For anyone interested in my Sparky I2S Roon Streamer I managed to work out the problems I have been having in setting it all up as it is a complex chain and it has been running continuously for a few days. Now I will concentrate on optimising the cables, EMI shielding etc and housing it all in a metal box…

My new streamer chain is: Sparky Roon end point (network connected running customised Dietpi software with Roon bridge on a 4 GB micro card) I2S outputs connected to Ian Canadas McFifo Isolator board, then connected to his McDualXO reclocking board with upgraded Crystek CCHD-957-25-45.1584 & CCHD-957-25-49.152 clocks, then to an Audio gd HDMI module to I2S input on my PS Audio Junior DAC. Everything is running superbly and sound is stunning.

I have Dietpi running well, which was the goal and even MQA from Tidal plays without any downsampling.

The SQ now beats my previous best - the Bluewave USB to SPDIF chain.

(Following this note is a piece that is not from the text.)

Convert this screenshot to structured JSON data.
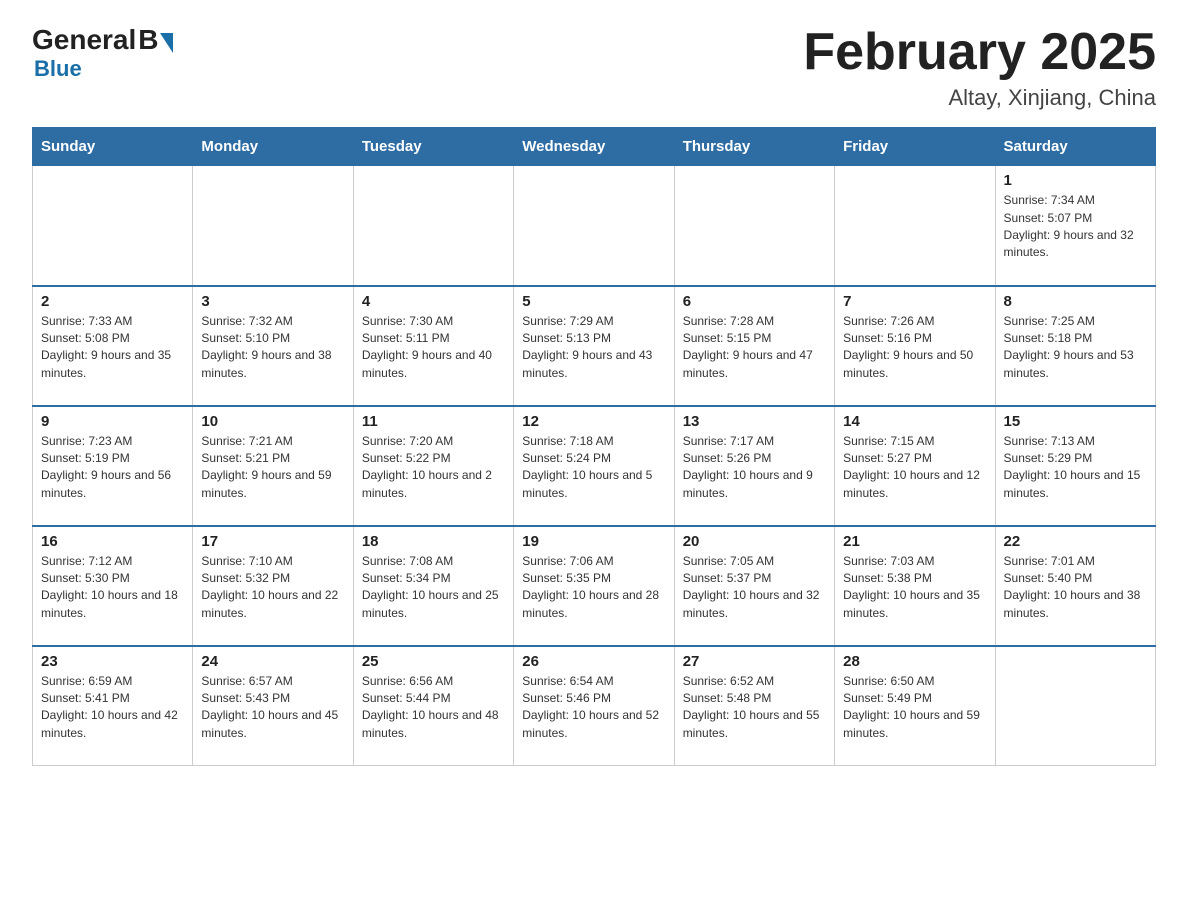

The difference is subtle, but distinctly sweeter with all the detail, air and with tight muscular bass. Voices are very natural and lovely sounding, everything is harmonious and united yet full of detail and space.

If anyone is interested I can detail the build, as its worth pursuing this route if you want to make an excellent Roon streamer to use the I2S input to your DAC.


Hi, for those interested by the NanoPI SBC combined with an Armature Hecate (USB to I2S output) and an I2S to LVDS I2S/HDMI (in my case on the NanoPat, an AudioGD module HDMI output), I’ve been able to rebuild the Armbian Kernel in order to support NativeDSD in all latest releases of DietPI.

In a nutshell, here the procedure on a NanoPI with DietPI:

  • install all the compilation stuff to rebuild under armbian (gcc, libs, …)
  • download the linux kernel sources 4.4.18 in a folder
  • modify the linux module “snd-usb-audio” in (file sound/usb/quirks.c) as indicated here:
  • compile the kernel (only compilation, “make zimage” is sufficient, “deb-pkg” did not work for me)
  • compile and install linux modules (where resides quirks.c) with “make modules modules_install”

I hope to forget nothing, but that’s all. No Alsa or whatever software to patch/compile in addition. The build duration took several hours. A cross-compilation is surely preferable, but here is what I did.

I can read flawlessly my DSD files in Native mode on the NanoPat. Roon recognizes the Native support, great :slight_smile: It shows a full green list of supported format, up to DSD512. I downsized the support up to DSD128 in respect to what the PSAudio DirectStream DAC is able to go.

Ive installed this kernel (and module) since 2 month now, and had no need to rebuild the kernel through the several releases of DietPI (from DietPI 6.0 up to the latest 6.7).
The patched modules are dedicated to the Kernel 4.4.18, so I don’t think you can easily use the modules 4.4.18 with another Kernel. Thus if an upgrade of DietPI is provided with a more recent Kernel, we should have to redo this process with the new kernel.
It would be ideal to add this patch in the Linux Kernel’s Mainline (the one provided by the OpenSource community) but I don’t know for the moment how to do that. As you can see, it’s a pity to not have it included in mainline, since the patch is very light.


Nice! Thanks for the update @patr


Not sure if it has been mentioned, but the Pink Faun I2S card will output I2S for PS audio (they have MCH as well). it can be installed in any server or as part of a turn key Pink Faun server.


I believe drivers for this card are Windows only.


They sell their machines running linux, so you can use the card with linux based platform.